In advance of an upcoming hearing on whether BP violated its criminal probation in Alaska, federal prosecutors and company lawyers on Nov. 14 filed briefs outlining their positions on the matter.
If the paperwork is any indication, the hearing promises to be feisty.
Prosecutors say a November 2009 pipeline rupture near BP’s Lisburne oil production center showed the company “has now proven itself to be a recidivist offender and repeated violator” of environmental laws and regulations.
BP’s attorney, Jeff Feldman of Anchorage, has a whole different take: “The Lisburne spill was an unfortunate incident, but it was not a crime.”
The charges
BP Exploration (Alaska) Inc. is charged with two violations of the probation imposed on the company following a major pipeline leak in the Prudhoe Bay oil field in 2006. BP pleaded guilty to a misdemeanor violation of the Clean Water Act in that case.
The first probation violation alleges BP violated Alaska law with a negligent discharge of a pollutant to state land and water.
The second probation violation alleges BP violated the Clean Water Act, which prohibits a pollutant discharge to “waters of the United States.”
The Justice Department says BP easily could have prevented a rupture in a pipeline, 18 inches in diameter, that carried a mix of crude oil, natural gas and water from well sites to the Lisburne facility.
The pipeline froze up and burst, and BP employees ignored warning alarms indicating a problem with the line, prosecutors say.
More than 13,000 gallons of oil spilled from the ruptured line.
“The 2009 spill vividly demonstrates that BP has not adequately addressed the management and environmental compliance problems that have plagued it for many years, and that continue to result in operational, process safety, and equipment failures,” says the brief prosecutors filed Nov. 14. “These failures are not only reasonably foreseeable, but are also completely within BP’s power to control.

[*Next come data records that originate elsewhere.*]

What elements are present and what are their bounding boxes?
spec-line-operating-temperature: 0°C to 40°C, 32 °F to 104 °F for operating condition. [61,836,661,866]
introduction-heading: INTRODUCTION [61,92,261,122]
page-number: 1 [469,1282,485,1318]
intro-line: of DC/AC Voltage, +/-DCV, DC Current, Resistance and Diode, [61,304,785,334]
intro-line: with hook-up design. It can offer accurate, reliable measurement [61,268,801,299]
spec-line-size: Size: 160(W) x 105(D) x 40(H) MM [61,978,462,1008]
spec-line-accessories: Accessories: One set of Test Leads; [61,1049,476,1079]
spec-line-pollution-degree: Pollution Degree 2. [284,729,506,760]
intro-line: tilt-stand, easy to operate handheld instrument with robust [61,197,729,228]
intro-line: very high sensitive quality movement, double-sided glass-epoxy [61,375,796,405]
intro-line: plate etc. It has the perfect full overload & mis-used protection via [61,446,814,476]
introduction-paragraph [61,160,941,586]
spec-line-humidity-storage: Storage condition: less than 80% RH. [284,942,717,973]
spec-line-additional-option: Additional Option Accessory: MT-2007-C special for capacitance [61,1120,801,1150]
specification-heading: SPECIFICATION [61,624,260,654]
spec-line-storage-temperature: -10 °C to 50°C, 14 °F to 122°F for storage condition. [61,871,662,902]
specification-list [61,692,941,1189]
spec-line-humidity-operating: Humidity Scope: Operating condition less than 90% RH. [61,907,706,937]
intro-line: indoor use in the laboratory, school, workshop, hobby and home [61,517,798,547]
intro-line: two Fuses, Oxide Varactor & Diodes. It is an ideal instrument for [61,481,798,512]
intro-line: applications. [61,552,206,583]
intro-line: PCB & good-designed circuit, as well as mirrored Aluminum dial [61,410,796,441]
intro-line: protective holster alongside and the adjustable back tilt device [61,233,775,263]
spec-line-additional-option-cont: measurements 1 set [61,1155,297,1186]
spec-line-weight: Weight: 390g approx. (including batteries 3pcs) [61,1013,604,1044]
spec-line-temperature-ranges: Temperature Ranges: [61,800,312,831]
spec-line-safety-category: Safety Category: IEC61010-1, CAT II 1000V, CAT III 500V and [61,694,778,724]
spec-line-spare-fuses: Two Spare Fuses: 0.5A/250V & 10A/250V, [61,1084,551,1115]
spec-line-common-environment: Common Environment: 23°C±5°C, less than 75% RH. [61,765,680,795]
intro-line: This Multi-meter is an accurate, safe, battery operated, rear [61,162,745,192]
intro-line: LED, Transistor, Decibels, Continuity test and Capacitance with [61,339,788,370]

BP’s choices have been reckless, and further violations of state and federal law are the result.”
An evidentiary hearing on the alleged probation violations is scheduled to begin in federal court in Anchorage on Nov. 29 and last four days. If convicted, BP could face more probation and fines.
BP’s defense
The pipeline that ruptured carried oil in concert with — that is, it was “looped” with — a larger, parallel 24-inch pipeline. The presence of this second line masked the freeze-up in the first, as the larger line continued to deliver all the oil operators expected at the Lisburne facility.

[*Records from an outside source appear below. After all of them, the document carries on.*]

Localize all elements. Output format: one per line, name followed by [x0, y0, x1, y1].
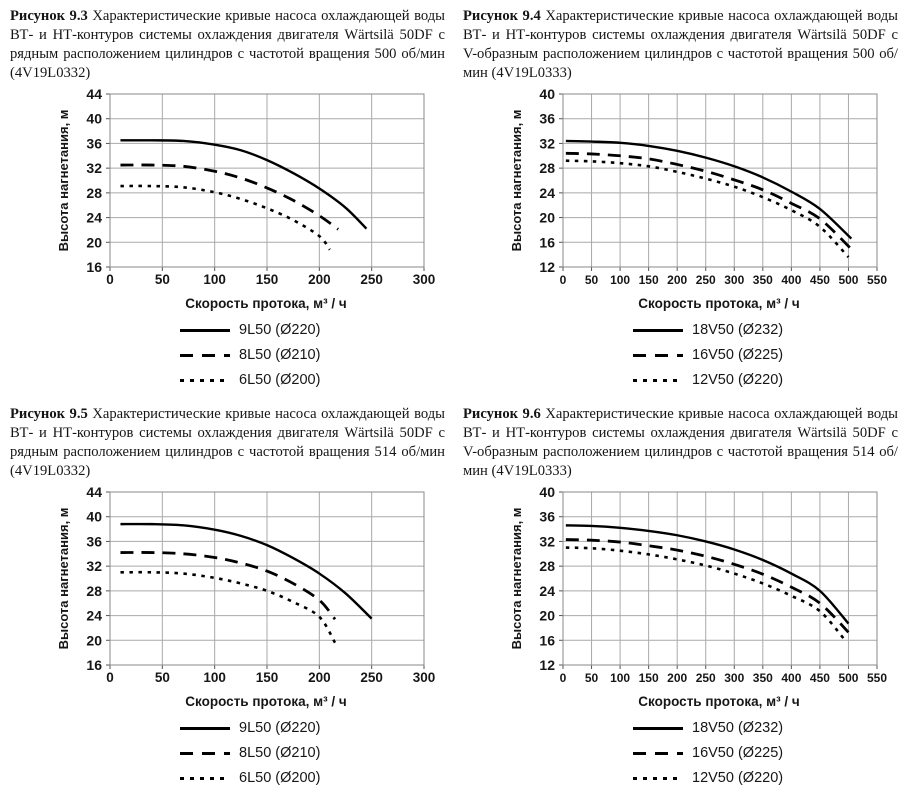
x-tick-label: 150 [255, 271, 279, 287]
y-tick-label: 16 [539, 234, 555, 251]
y-tick-label: 40 [86, 110, 102, 127]
x-tick-label: 550 [866, 670, 888, 685]
legend-label: 6L50 (Ø200) [239, 372, 321, 389]
chart-legend [180, 318, 447, 393]
legend-item [180, 741, 447, 766]
x-tick-label: 300 [412, 669, 436, 685]
legend-label: 6L50 (Ø200) [239, 770, 321, 787]
legend-dotted-line-icon [180, 379, 230, 382]
curve-8l50-210 [120, 165, 338, 229]
curve-9l50-220 [120, 140, 366, 228]
y-tick-label: 20 [539, 209, 555, 226]
y-tick-label: 20 [539, 607, 555, 624]
legend-item [633, 741, 900, 766]
pump-curves-chart [463, 86, 906, 292]
legend-dotted-line-icon [633, 379, 683, 382]
pump-curves-chart [10, 484, 453, 690]
legend-solid-line-icon [633, 727, 683, 730]
legend-item [633, 716, 900, 741]
legend-item [180, 368, 447, 393]
legend-item [633, 318, 900, 343]
legend-label: 9L50 (Ø220) [239, 720, 321, 737]
x-tick-label: 150 [638, 670, 659, 685]
curve-6l50-200 [120, 572, 335, 643]
chart-legend [633, 318, 900, 393]
chart-legend [180, 716, 447, 791]
legend-label: 18V50 (Ø232) [692, 322, 784, 339]
figure-9-6-panel [453, 398, 906, 796]
x-tick-label: 100 [203, 669, 226, 685]
pump-curves-chart [10, 86, 453, 292]
legend-label: 8L50 (Ø210) [239, 347, 321, 364]
figure-caption [463, 7, 898, 83]
x-tick-label: 200 [308, 669, 331, 685]
y-tick-label: 32 [539, 135, 555, 152]
y-tick-label: 28 [539, 558, 555, 575]
y-tick-label: 40 [86, 508, 102, 525]
legend-label: 12V50 (Ø220) [692, 770, 784, 787]
x-tick-label: 0 [106, 669, 114, 685]
legend-item [633, 766, 900, 791]
x-tick-label: 450 [809, 670, 830, 685]
x-tick-label: 200 [667, 272, 688, 287]
legend-solid-line-icon [180, 727, 230, 730]
x-tick-label: 400 [781, 670, 802, 685]
y-tick-label: 36 [539, 110, 555, 127]
x-tick-label: 400 [781, 272, 802, 287]
y-tick-label: 24 [86, 209, 102, 226]
y-axis-label: Высота нагнетания, м [509, 507, 524, 650]
y-tick-label: 28 [539, 160, 555, 177]
y-tick-label: 36 [86, 135, 102, 152]
y-tick-label: 36 [539, 508, 555, 525]
x-tick-label: 300 [724, 670, 745, 685]
x-tick-label: 350 [752, 272, 773, 287]
figure-number: Рисунок 9.6 [463, 406, 541, 422]
legend-item [180, 716, 447, 741]
x-axis-label: Скорость протока, м³ / ч [638, 295, 800, 311]
figure-number: Рисунок 9.3 [10, 8, 88, 24]
y-tick-label: 28 [86, 184, 102, 201]
x-tick-label: 0 [559, 670, 567, 685]
figure-caption [10, 405, 445, 481]
y-tick-label: 24 [539, 582, 555, 599]
x-tick-label: 250 [360, 271, 383, 287]
legend-dashed-line-icon [633, 354, 683, 357]
legend-label: 8L50 (Ø210) [239, 745, 321, 762]
x-tick-label: 50 [584, 272, 599, 287]
chart-legend [633, 716, 900, 791]
y-tick-label: 28 [86, 582, 102, 599]
figure-9-3-panel [0, 0, 453, 398]
y-axis-label: Высота нагнетания, м [56, 109, 71, 252]
legend-dotted-line-icon [180, 777, 230, 780]
x-tick-label: 500 [838, 272, 859, 287]
x-tick-label: 50 [154, 669, 170, 685]
y-axis-label: Высота нагнетания, м [56, 507, 71, 650]
legend-label: 12V50 (Ø220) [692, 372, 784, 389]
figure-number: Рисунок 9.5 [10, 406, 88, 422]
y-tick-label: 44 [86, 85, 102, 102]
legend-dotted-line-icon [633, 777, 683, 780]
caption-text: Характеристические кривые насоса охлаждающей воды ВТ- и НТ-контуров системы охлаждения двигателя Wärtsilä 50DF с V-образным расположением цилиндров с частотой вращения 500 об/мин (4V19L0333) [463, 8, 898, 81]
x-tick-label: 150 [638, 272, 659, 287]
y-tick-label: 12 [539, 656, 555, 673]
x-tick-label: 500 [838, 670, 859, 685]
x-tick-label: 300 [724, 272, 745, 287]
x-tick-label: 350 [752, 670, 773, 685]
caption-text: Характеристические кривые насоса охлаждающей воды ВТ- и НТ-контуров системы охлаждения двигателя Wärtsilä 50DF с рядным расположением цилиндров с частотой вращения 514 об/мин (4V19L0332) [10, 406, 445, 479]
y-tick-label: 20 [86, 234, 102, 251]
y-tick-label: 44 [86, 483, 102, 500]
y-tick-label: 36 [86, 533, 102, 550]
x-tick-label: 550 [866, 272, 888, 287]
y-tick-label: 40 [539, 85, 555, 102]
legend-label: 16V50 (Ø225) [692, 347, 784, 364]
x-tick-label: 0 [106, 271, 114, 287]
x-tick-label: 300 [412, 271, 436, 287]
caption-text: Характеристические кривые насоса охлаждающей воды ВТ- и НТ-контуров системы охлаждения двигателя Wärtsilä 50DF с рядным расположением цилиндров с частотой вращения 500 об/мин (4V19L0332) [10, 8, 445, 81]
y-tick-label: 40 [539, 483, 555, 500]
legend-solid-line-icon [180, 329, 230, 332]
x-axis-label: Скорость протока, м³ / ч [185, 295, 347, 311]
figure-caption [10, 7, 445, 83]
y-tick-label: 32 [539, 533, 555, 550]
x-tick-label: 250 [695, 670, 716, 685]
pump-curves-chart [463, 484, 906, 690]
legend-dashed-line-icon [180, 752, 230, 755]
y-tick-label: 32 [86, 558, 102, 575]
legend-dashed-line-icon [180, 354, 230, 357]
x-axis-label: Скорость протока, м³ / ч [185, 693, 347, 709]
y-tick-label: 24 [539, 184, 555, 201]
x-tick-label: 100 [610, 670, 631, 685]
legend-item [633, 343, 900, 368]
x-tick-label: 50 [584, 670, 599, 685]
y-tick-label: 32 [86, 160, 102, 177]
plot-border [563, 492, 877, 665]
x-tick-label: 450 [809, 272, 830, 287]
legend-dashed-line-icon [633, 752, 683, 755]
legend-item [633, 368, 900, 393]
figure-9-4-panel [453, 0, 906, 398]
x-tick-label: 150 [255, 669, 279, 685]
y-axis-label: Высота нагнетания, м [509, 109, 524, 252]
x-tick-label: 250 [360, 669, 383, 685]
figure-number: Рисунок 9.4 [463, 8, 541, 24]
x-tick-label: 50 [154, 271, 170, 287]
y-tick-label: 16 [539, 632, 555, 649]
legend-item [180, 343, 447, 368]
legend-item [180, 766, 447, 791]
x-tick-label: 100 [610, 272, 631, 287]
y-tick-label: 20 [86, 632, 102, 649]
x-axis-label: Скорость протока, м³ / ч [638, 693, 800, 709]
curve-16v50-225 [566, 539, 849, 632]
legend-solid-line-icon [633, 329, 683, 332]
x-tick-label: 0 [559, 272, 567, 287]
figure-9-5-panel [0, 398, 453, 796]
x-tick-label: 250 [695, 272, 716, 287]
caption-text: Характеристические кривые насоса охлаждающей воды ВТ- и НТ-контуров системы охлаждения двигателя Wärtsilä 50DF с V-образным расположением цилиндров с частотой вращения 514 об/мин (4V19L0333) [463, 406, 898, 479]
y-tick-label: 16 [86, 656, 102, 673]
x-tick-label: 200 [308, 271, 331, 287]
x-tick-label: 100 [203, 271, 226, 287]
legend-label: 16V50 (Ø225) [692, 745, 784, 762]
y-tick-label: 16 [86, 258, 102, 275]
y-tick-label: 12 [539, 258, 555, 275]
plot-border [563, 94, 877, 267]
figure-caption [463, 405, 898, 481]
legend-item [180, 318, 447, 343]
x-tick-label: 200 [667, 670, 688, 685]
y-tick-label: 24 [86, 607, 102, 624]
legend-label: 18V50 (Ø232) [692, 720, 784, 737]
legend-label: 9L50 (Ø220) [239, 322, 321, 339]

BP’s lawyers are attacking the charges on two fronts.
First, they contend that BP and its employees did not act negligently, that the Lisburne rupture was an “unprecedented event” for a BP pipeline of that type on Alaska’s North Slope and that employees were highly trained and responded appropriately to the conditions.
BP operators discovered the no-flow condition of the pipeline on Nov. 14, 2009, but it ruptured 15 days later, before an assessment of how to deal with the problem was completed, BP says.
Second, BP argues that the Lisburne spill isn’t subject to Clean Water Act jurisdiction because the wetland spill site is not directly adjacent to navigable waters, including nearby Prudhoe Bay.
“We expect the government’s ‘negligence’ case to be almost exclusively built on 20/20 hindsight,” says BP’s hearing brief filed Nov. 14. “We believe it will proceed backwards from the spill’s occurrence and conclude that BPXA must have been negligent — or even criminally negligent — when it failed to anticipate or to discover sooner the first unplanned stoppage in the 18-inch pipeline’s 25-year history. The evidence presented during the hearing will demonstrate that BPXA acted well within the applicable standard of care based on the circumstances and the information it knew or reasonably should have known at the time.”
The witnesses
Both sides expect to call multiple witnesses to the stand at the Nov. 29 hearing.
BP says its witnesses will include lead operators, as well as highly experienced engineers who will “explain the cause of the rupture and why BPXA’s actions fully comported with applicable standards, regulations, and standards of care.”
BP also intends to call John Studt, identified as a former national program manager for the U.S. Army Corps of Engineers at its Washington, D.C., headquarters, to “explain why the spill site is not a ‘water of the United States’ and therefore falls outside of Clean Water Act jurisdiction.”
The government says its witness list includes a former BP employee who was “the Compliance and Ethics Officer for BP in Alaska following the 2006 oil spill, until 2010.”
The former employee wrote a letter to the government in April 2010 citing the management culture, budget constraints and other issues as possible factors in the Lisburne spill.